En nuestra sociedad hiperproductivista, nada más peligroso que un lector auténtico.

Nosotros somos masoquistas obsesionados con el hedonismo. Igual, presiento que el verdadero síntoma de la época radica en la metamorfosis que sufrió el lector: de ser un aventurero en búsqueda de lo extraño, aun a riesgo de perder su razón (recordemos al pobre don Quijote), nos volvimos conservadores que deseamos ser confirmados en lo que ya sabemos. No sé si es culpa del periodismo o por la lógica misma de los vínculos virtuales (es raro que entre todes mis miles de amigues virtuales no haya ni un personaje que no sea progresista), lo cierto es que al que opina distinto lo cancelamos sin derecho a réplica.

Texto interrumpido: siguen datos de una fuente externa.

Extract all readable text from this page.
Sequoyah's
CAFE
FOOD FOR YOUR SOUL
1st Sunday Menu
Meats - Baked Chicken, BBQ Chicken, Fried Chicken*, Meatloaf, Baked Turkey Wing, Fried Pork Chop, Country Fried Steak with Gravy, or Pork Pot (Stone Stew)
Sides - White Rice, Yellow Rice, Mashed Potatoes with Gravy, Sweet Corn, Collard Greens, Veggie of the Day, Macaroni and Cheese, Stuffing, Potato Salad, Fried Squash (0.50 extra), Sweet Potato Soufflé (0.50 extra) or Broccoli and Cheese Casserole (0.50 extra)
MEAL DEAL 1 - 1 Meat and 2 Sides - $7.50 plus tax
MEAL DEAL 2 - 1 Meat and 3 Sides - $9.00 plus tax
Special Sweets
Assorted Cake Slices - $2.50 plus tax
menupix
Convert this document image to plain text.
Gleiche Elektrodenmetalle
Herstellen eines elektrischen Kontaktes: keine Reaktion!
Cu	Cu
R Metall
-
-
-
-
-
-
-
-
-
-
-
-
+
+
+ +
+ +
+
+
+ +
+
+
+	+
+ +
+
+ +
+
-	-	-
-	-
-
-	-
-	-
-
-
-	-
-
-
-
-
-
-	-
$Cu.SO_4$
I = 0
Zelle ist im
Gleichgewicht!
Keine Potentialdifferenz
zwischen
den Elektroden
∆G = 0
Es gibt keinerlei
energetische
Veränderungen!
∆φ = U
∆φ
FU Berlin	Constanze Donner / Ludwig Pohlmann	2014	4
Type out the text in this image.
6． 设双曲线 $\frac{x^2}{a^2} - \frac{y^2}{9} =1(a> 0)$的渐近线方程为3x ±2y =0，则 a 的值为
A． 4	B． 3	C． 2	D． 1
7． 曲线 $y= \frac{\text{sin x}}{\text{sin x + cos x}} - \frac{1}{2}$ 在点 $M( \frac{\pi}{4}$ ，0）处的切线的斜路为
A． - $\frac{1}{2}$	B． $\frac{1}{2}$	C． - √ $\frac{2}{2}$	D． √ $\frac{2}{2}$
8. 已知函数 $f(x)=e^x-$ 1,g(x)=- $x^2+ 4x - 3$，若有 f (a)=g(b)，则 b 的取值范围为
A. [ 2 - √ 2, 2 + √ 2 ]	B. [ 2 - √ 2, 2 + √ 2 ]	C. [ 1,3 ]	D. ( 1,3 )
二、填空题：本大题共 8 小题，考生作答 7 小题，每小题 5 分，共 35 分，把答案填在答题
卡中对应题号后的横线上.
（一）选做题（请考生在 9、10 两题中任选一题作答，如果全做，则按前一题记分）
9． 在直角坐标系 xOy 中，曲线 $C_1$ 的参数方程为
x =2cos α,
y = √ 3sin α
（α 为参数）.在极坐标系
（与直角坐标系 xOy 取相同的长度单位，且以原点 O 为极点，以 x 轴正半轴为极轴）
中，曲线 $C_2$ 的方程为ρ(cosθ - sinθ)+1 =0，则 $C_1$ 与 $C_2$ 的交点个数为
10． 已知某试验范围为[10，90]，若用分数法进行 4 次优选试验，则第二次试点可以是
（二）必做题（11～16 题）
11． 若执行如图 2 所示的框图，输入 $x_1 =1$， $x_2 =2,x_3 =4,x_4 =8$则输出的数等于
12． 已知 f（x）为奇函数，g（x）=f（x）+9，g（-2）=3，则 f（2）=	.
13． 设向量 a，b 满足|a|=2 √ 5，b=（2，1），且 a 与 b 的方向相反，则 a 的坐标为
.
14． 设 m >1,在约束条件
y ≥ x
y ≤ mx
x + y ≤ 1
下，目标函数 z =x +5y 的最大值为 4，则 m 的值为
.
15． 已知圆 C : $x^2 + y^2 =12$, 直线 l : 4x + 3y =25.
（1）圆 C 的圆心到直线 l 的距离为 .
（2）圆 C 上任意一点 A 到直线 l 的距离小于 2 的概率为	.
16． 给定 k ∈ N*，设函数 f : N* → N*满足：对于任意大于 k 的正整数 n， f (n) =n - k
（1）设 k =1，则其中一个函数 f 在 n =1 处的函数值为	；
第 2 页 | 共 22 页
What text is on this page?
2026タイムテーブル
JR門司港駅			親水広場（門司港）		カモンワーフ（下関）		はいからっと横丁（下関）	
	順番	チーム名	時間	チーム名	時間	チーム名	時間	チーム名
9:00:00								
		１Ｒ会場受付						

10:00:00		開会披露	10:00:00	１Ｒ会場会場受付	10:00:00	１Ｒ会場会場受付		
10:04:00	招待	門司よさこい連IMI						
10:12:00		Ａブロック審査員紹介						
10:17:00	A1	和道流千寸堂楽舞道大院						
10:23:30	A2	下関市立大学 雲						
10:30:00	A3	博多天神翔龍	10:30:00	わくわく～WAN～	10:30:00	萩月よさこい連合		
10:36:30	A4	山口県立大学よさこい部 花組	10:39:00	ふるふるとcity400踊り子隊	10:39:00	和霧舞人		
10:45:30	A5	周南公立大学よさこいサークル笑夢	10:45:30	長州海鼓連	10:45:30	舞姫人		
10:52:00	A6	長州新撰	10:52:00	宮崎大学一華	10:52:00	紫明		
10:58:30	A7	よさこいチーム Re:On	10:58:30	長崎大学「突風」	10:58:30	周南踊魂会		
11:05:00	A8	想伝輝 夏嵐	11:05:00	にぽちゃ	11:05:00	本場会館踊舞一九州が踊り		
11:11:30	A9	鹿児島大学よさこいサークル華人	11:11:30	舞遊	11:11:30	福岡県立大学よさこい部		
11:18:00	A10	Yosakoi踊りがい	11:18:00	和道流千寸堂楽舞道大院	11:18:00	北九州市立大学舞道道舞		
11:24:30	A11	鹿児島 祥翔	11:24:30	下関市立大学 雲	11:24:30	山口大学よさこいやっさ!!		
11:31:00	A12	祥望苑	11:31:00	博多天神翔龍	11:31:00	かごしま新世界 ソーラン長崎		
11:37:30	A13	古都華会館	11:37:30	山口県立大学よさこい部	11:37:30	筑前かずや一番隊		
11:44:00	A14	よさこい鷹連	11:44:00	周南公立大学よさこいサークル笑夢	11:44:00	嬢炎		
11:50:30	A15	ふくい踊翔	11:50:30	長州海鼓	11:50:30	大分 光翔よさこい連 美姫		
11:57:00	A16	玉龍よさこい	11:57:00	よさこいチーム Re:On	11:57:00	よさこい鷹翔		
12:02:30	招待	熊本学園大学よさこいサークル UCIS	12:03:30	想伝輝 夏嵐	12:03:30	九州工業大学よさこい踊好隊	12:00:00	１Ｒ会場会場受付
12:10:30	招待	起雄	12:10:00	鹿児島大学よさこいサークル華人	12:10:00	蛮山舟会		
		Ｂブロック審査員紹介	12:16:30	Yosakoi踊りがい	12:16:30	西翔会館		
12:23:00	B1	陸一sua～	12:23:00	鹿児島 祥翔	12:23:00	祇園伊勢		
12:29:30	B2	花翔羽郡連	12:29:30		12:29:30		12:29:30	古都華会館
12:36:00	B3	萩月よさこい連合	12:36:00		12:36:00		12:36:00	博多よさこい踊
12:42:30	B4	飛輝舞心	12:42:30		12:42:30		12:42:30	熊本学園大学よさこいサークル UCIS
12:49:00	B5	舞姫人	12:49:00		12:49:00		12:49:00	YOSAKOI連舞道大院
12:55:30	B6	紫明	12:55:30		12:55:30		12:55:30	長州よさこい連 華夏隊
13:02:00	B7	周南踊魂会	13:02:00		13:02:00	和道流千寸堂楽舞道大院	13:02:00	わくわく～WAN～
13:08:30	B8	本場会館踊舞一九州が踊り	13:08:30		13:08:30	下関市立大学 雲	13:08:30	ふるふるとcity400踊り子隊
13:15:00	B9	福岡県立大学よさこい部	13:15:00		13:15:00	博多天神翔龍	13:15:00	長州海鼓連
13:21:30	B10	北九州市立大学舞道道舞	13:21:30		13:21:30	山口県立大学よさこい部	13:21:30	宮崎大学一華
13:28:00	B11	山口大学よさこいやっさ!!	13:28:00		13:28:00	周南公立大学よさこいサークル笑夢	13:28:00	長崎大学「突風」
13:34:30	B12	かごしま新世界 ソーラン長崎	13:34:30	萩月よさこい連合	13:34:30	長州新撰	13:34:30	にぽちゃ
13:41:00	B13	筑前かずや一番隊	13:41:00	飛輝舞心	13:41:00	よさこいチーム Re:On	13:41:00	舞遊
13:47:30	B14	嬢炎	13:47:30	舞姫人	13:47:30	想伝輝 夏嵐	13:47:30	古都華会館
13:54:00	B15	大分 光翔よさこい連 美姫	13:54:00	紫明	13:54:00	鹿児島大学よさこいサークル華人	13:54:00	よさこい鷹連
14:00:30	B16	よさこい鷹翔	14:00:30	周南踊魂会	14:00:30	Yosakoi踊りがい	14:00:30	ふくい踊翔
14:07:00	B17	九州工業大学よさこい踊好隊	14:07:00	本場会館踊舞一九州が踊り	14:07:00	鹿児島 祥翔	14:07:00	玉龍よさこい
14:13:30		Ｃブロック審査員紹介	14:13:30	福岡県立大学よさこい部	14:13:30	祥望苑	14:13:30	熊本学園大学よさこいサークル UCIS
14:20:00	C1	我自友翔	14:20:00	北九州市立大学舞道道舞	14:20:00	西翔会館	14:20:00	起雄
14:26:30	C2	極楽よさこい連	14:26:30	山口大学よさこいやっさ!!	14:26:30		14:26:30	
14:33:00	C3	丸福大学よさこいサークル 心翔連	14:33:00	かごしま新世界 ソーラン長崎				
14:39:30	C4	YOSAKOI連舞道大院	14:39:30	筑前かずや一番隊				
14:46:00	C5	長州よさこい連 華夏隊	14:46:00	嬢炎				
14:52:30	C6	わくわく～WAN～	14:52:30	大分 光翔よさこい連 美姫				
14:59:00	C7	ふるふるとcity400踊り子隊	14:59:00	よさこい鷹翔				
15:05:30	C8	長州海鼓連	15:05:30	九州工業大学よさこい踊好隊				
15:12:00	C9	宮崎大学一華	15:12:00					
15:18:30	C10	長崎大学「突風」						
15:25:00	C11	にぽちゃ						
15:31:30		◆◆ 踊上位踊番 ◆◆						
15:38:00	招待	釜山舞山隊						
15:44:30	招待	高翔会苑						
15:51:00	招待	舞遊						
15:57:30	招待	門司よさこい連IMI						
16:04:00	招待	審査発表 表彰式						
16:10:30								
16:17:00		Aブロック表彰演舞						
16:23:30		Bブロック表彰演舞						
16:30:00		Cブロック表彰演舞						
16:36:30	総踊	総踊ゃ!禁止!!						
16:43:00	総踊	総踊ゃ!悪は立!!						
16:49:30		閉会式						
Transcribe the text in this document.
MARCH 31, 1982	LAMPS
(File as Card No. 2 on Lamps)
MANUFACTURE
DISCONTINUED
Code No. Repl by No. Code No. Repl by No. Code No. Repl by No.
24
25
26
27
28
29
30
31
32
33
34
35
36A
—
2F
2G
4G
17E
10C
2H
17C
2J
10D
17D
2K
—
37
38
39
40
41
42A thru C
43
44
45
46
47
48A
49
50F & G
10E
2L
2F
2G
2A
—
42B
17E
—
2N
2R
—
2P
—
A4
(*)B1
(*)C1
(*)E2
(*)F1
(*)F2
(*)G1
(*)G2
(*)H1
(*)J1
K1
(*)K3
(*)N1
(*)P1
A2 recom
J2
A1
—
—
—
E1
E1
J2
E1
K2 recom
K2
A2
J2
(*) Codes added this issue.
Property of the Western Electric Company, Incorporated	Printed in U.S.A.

No tenemos tiempo que perder (aunque tampoco sepamos para qué queremos ganar tiempo).

La diferencia entre lo que leemos y escuchamos, y lo que creemos y sabemos, debe ser mínima o nula. Mejor, que no haya diferencias. De cualquier forma, el lector me parece un ser más o menos generoso que entrega su tiempo y su atención a otro, mientras que el escritor, en el fondo, se mira a sí mismo escondido detrás de cada letra que teclea. Esto no es lo peor. Peor es que el escritor, en las condiciones actuales de su reproducción, está obligado a escribir para complacer a su lector. No quiere discutir con él, no quiere (tal vez ni le interesa) que el lector se interrogue sobre sí mismo, porque quizás esa interrogación lo lleve a dejar de leer, a que la lectura lo perturbe o aburra, y que de esa perturbación se escape pensando que el escritor es un idiota, y él, un tipo cool y reflexivo. Frente a este horizonte, el escritor prefiere confirmar al lector en sus prejuicios, aunque sea al costo de su inteligencia y sus dudas. Necesitamos ser queridos.

La estructura conversacional de nuestra sociedad, el vínculo elemental a partir del cual nos relacionamos con los/as otros/as, es el siguiente: alguien le cuenta algo al otro/a, y el otro/a le retruca contándole algo de sí mismo. Vos me contás que te vas de vacaciones a tal lugar, y yo te respondo que nunca fui ahí, aunque estuve cerca alguna vez, y te cuento una anécdota de ese viaje. Yo te cuento que mi pareja me engañó con otra/o, y vos me respondés que te pasó algo parecido con la anteúltima pareja que tuviste. Un monólogo colectivo en el que lo único que importa es lo que le pasa a uno/a, y lo que le ocurre al otro/a es tan solo un incentivo para contar algo de lo que nos pasó a nosotros, venga o no venga al caso. Esto es flagrante en los posteos en las redes, pero también es abrumador en los diálogos cara a cara. Lo único que importa soy yo. Cada uno/a cree que al otra/o lo único que debería importarle es lo que le pasa a uno/a. Tal vez esta mutación en la estructura de la charla se deba a las redes, pero no vamos a estar responsabilizando a un dispositivo de lo que hacemos nosotros, inconscientemente. Ningún gesto, ninguna palabra, ni ningún silencio son inocentes.

*Por decisión del autor, este artículo contiene lenguaje inclusivo.